Bahia Blanca
After an overnight bus ride I arrived early morning to Bahia Blanca. I’d already at this point decided to move on and get myself to Mendoza and bought my ticket to the next city along the way – Neuquen. The
bus there was another overnighter, so it actually worked out nice to spend the
day in Bahia Blanca instead of catching another bus straight away.
The Tourist Information centres in Argentina are top notch, absolutely the best I’ve ever come across. And thankfully too, as the Lonely Planet is about 4 years out of date and woefully inaccurate, particularly with hostels, most of which have
closed down due to Argentinas poor ecomony. The guy in the tourist information
gave me a good map of the city and pointed me to across the road to a shop that
I could store my back pack with for only 15 pesos. Map in hand I set off to the
cities main square.
There’s a good reason not to stay here; there really isn’t a lot to do and it’s not city with an obviously good restaurant scene. Still, it was pleasant enough to walk
around for the day and not be on a bus, down a few coffees in a café where the
waitress was rather rude in correcting my Spanish – or Castillo as it is here
in Argentina. The low point however was a visit to their zoo.
They have a huge park that includes a free zoo. Which at face value is really cool, until you visit it and see how desperately sad the animals appear to be. The lions
seemed content in just lounging around in their pen, but it was when I arrived
at the monkey enclosure that I got a little depressed. Even though their home
wasn’t awful, they clearly were not happy little monkeys. I got the impression
that one monkey was trying to help him/her escape the captivity, and in another
enclosure one of the monkeys came over to the fence, turned its back on me then
prompted urinated. I don’t speak monkey, but I was pretty sure that was an
insult!
What finally made me leave to park and head back to the bus terminal was the visit to the guanaco. A guanaco is a descendant of the alpaca and llama, but oddly with a kangaroo head. They have the same curious disposition the llama has, in that they’ll just stare at you with their giant orb eyes. So when I arrived at his pen the guanaco walked over to the fence and we began a staring competition. It’s an impossible competition to win, these animals are born to stare down anything on the planet, so after a minute or so I decided this was stupid and looked away – at which point the guanaco made his move. He leapt at the fence, which I jumped back from convinced it would clear it, and then spat at me!! I’m pretty sure I had lost some guanaco dominance test and as I made my way from the pen, he walked around the pen keeping an eye on me and spitting a few more times just to drive the point home.
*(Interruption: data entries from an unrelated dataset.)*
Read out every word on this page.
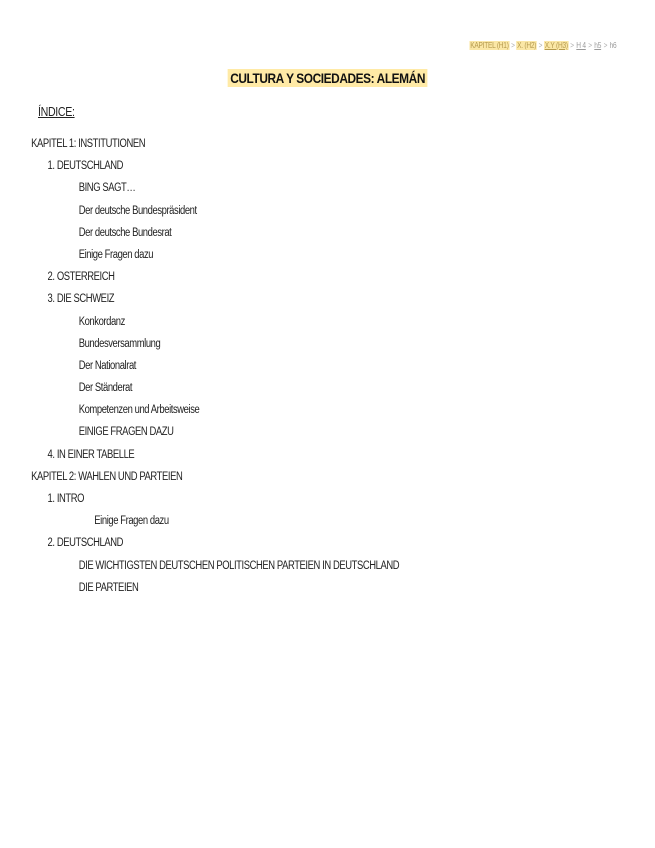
KAPITEL (H1) > X. (H2) > X.Y (H3) > H 4 > h5 > h6
CULTURA Y SOCIEDADES: ALEMÁN
ÍNDICE:
KAPITEL 1: INSTITUTIONEN
1. DEUTSCHLAND
BING SAGT…
Der deutsche Bundespräsident
Der deutsche Bundesrat
Einige Fragen dazu
2. ÖSTERREICH
3. DIE SCHWEIZ
Konkordanz
Bundesversammlung
Der Nationalrat
Der Ständerat
Kompetenzen und Arbeitsweise
EINIGE FRAGEN DAZU
4. IN EINER TABELLE
KAPITEL 2: WAHLEN UND PARTEIEN
1. INTRO
Einige Fragen dazu
2. DEUTSCHLAND
DIE WICHTIGSTEN DEUTSCHEN POLITISCHEN PARTEIEN IN DEUTSCHLAND
DIE PARTEIEN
Back at the terminal I chilled out for a few hours waiting for the bus, contemplating losing a masculinity test with a llama/kangaroo. Soon enough (well not really, I was there for about 4 hours) I was on the bus headed for Neuquen, the capitol of the Lakes District.
Neuquen
Showers are a great wonderful thing. You don’t appreciate a shower until you’ve been on buses for two nights in a row. I was in desperate need of a shower and a decent sleep. While the Argentinian buses are great and mostly comfortable, nothing really beats an actual bed to sleep in. So once I had arrived in Neuquen I
started my walk towards the centre of town to find a place to stay.
After about 45 minutes I realised I was walking in the wrong direction – I had read the map wrong and had turned right from the bus terminal instead of left, effectively walking in the complete opposite direction to the centre. After cursing myself I about faced and wearily made my way in the correct direction.
I wasn’t planning on staying in Neuquen for more than the night. Once again, it’s a city that doesn’t hold a lot of tourist appeal, but it did remind me greatly of La
Serena in Chile. The climate was getting better and it’s actually a nice city.
Honestly, it could have been the fact I’d been on buses the past two nights,
but I decided to stay here for two nights and just enjoy a room that wasn’t a
dorm, drink great coffee in the morning (while watching the Olympics, with an
unsurprisingly Argentinian focus) and enjoyed two-for-one Jameson whiskey in an Irish bar I stumbled upon.
After two days I felt human again and said my goodbyes to the awesome two elderly chaps that ran the residential I was staying in. It was time to visit Argentinas wine region, and the famous city of Mendoza where Malbec red wine is internationally renown.
One response to “Busing it into Northern Argentina”
Sounds as though you are having a few disappointments in Argentina, apart from the two for one scotches. Just be careful, remember one time you were boozing and ended up with a wallet full of counterfeit banknotes.